1. Wilson had a team of three privately retained attorneys who represented him at trial. [See Post-Conviction Review ("PCR") Tr. at 10, 13-14, 22.] One of those attorneys, Vicki Carmichael, was also retained to handle his appeal. [Id. at 31.]
2. Wilson's defense team had also retained clinical psychologist Dr. William Freeman to testify on Wilson's behalf, but during the trial Dr. Freeman became unavailable due to a medical emergency. [PCR Tr. at 10, 16-17.] Dr. Freeman later recovered and testified at Wilson's sentencing hearing. [See Trial Tr. at 1922-34.]
3. Among other peculiarities, the doctor subscribed to an unusual psychological theory called the "myth of mental illness," whose adherents do not believe that mental diseases exist. Stevens, 489 F.3d at 888. The defense team also learned prior to trial that one of the doctor's favorite therapeutic techniques was something called "trust and bonding" therapy, which the doctor described as "putting 18-year olds on his lap and sticking a bottle in their mouth." Id.

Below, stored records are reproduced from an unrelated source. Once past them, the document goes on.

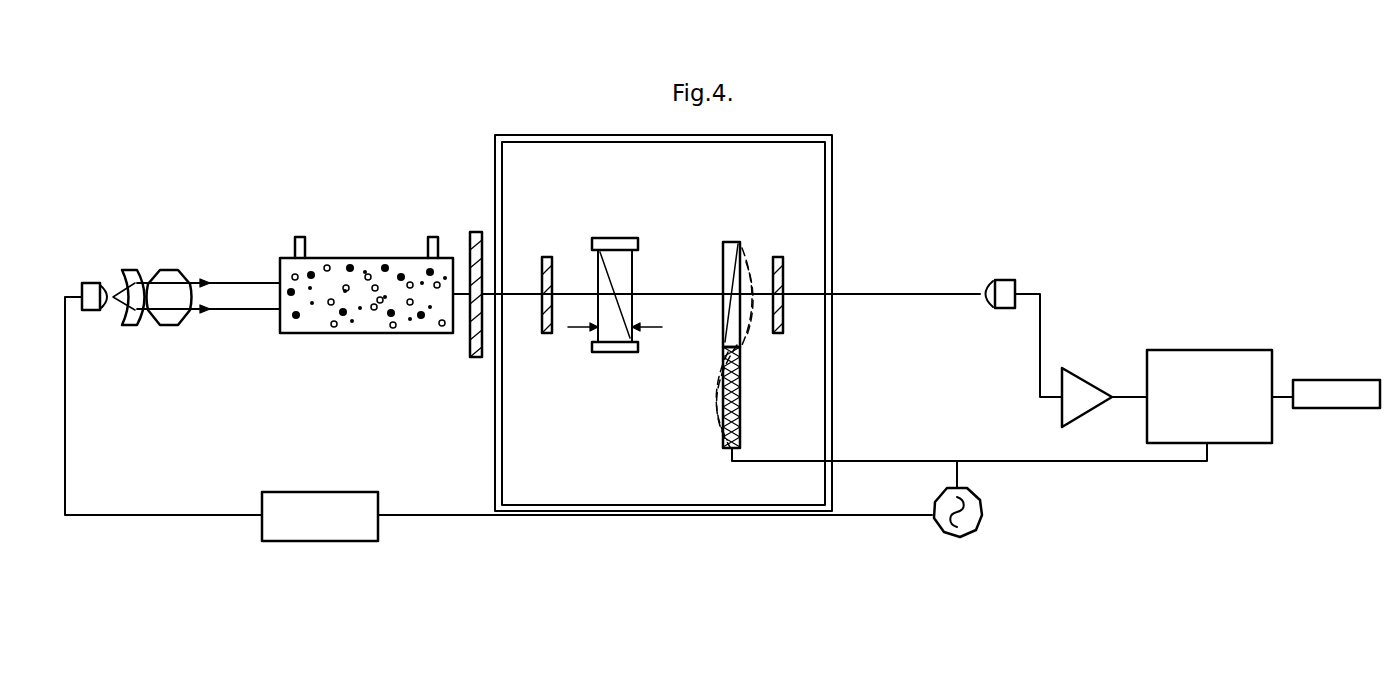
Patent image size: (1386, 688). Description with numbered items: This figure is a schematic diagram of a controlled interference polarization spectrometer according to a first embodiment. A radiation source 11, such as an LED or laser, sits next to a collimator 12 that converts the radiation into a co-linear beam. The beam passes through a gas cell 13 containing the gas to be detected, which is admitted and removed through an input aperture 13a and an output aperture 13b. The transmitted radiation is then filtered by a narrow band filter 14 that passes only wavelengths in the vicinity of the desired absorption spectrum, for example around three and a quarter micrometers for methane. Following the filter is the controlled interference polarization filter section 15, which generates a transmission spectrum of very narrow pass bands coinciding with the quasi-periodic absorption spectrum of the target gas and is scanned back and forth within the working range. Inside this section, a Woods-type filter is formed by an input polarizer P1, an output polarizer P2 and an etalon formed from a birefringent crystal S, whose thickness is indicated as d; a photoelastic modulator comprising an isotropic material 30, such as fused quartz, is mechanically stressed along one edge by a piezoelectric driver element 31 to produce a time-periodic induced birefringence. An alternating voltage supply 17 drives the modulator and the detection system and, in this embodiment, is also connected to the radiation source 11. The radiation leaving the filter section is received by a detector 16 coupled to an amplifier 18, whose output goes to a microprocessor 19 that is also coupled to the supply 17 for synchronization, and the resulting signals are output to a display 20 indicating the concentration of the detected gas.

The radiation source 11 is at (90, 283).
The collimator 12 is at (182, 262).
The gas cell 13 is at (316, 333).
The input aperture 13a is at (300, 232).
The output aperture 13b is at (433, 232).
The narrow band filter 14 is at (468, 346).
The controlled interference polarization filter section 15 is at (832, 256).
The detector 16 is at (1008, 279).
The alternating voltage supply 17 is at (982, 518).
The amplifier 18 is at (1090, 382).
The microprocessor 19 is at (1185, 349).
The display 20 is at (1343, 380).
The isotropic material 30 is at (723, 260).
The piezoelectric driver element 31 is at (741, 402).
The input polarizer P1 is at (548, 335).
The output polarizer P2 is at (780, 335).
The birefringent crystal S is at (602, 236).
The crystal thickness d is at (624, 327).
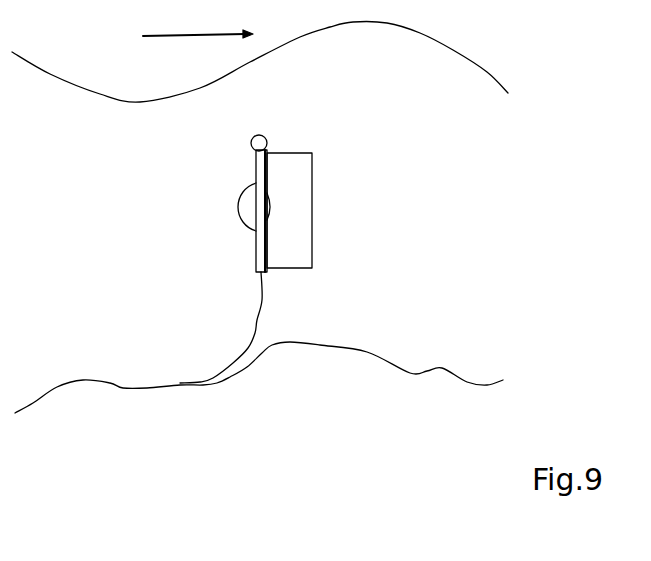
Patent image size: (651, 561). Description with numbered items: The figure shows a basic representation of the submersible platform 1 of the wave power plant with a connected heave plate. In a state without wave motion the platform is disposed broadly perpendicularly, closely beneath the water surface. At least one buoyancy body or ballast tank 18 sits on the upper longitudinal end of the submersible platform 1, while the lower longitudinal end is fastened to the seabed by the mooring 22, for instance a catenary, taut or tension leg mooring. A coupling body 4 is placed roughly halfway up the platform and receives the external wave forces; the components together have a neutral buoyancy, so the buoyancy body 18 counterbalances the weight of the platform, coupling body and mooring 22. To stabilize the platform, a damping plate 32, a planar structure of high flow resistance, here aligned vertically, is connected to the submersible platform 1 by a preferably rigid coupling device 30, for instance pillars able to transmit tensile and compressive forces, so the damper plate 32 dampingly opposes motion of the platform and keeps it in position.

The submersible platform 1 is at (282, 236).
The coupling body 4 is at (237, 193).
The buoyancy body/ballast tank 18 is at (268, 140).
The mooring 22 is at (245, 348).
The coupling device 30 is at (293, 150).
The damping plate 32 is at (312, 180).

4. The prosecutor's comments were apparently inspired by the O.J. Simpson trial, in which the defense lawyers had been referred to as the "Dream Team." [PCR Tr. at 26.]
5. At the post-conviction hearing, counsel testified that by the time she represented Wilson she had handled "several hundred" direct appeals. [PCR Tr. at 27.]By the time of the post-conviction hearing, she had become a judge in Clark County Superior Court. [Id. at 21.]
6. Wilson's conviction became final in 1999 when his direct review proceedings concluded; however, he had a state post-conviction petition pending from 1999 to 2010, which tolled the limitations period for seeking federal habeas relief. See 28 U.S.C. § 2244(d)(1)(A), (d)(2). The post-conviction proceedings came to a conclusion on August 4, 2010, when the Indiana Supreme Court denied Wilson's petition to transfer [ECF No. 12-4 at 5]. Wilson had one year from that date, or until August 4, 2011, to file a federal habeas petition. 28 U.S.C. § 2244(d)(1)(A). Wilson timely filed his petition in February 2011 [ECF No. 1 at 9], but the filing of the petition did not stop the clock from running. See Tucker v. Kingston, 538 F.3d 732, 733 (7th Cir. 2008). Wilson filed his first traverse in November 2011 and a second traverse in April 2012 [ECF Nos. 22, 29], both of which were after the one-year deadline had expired.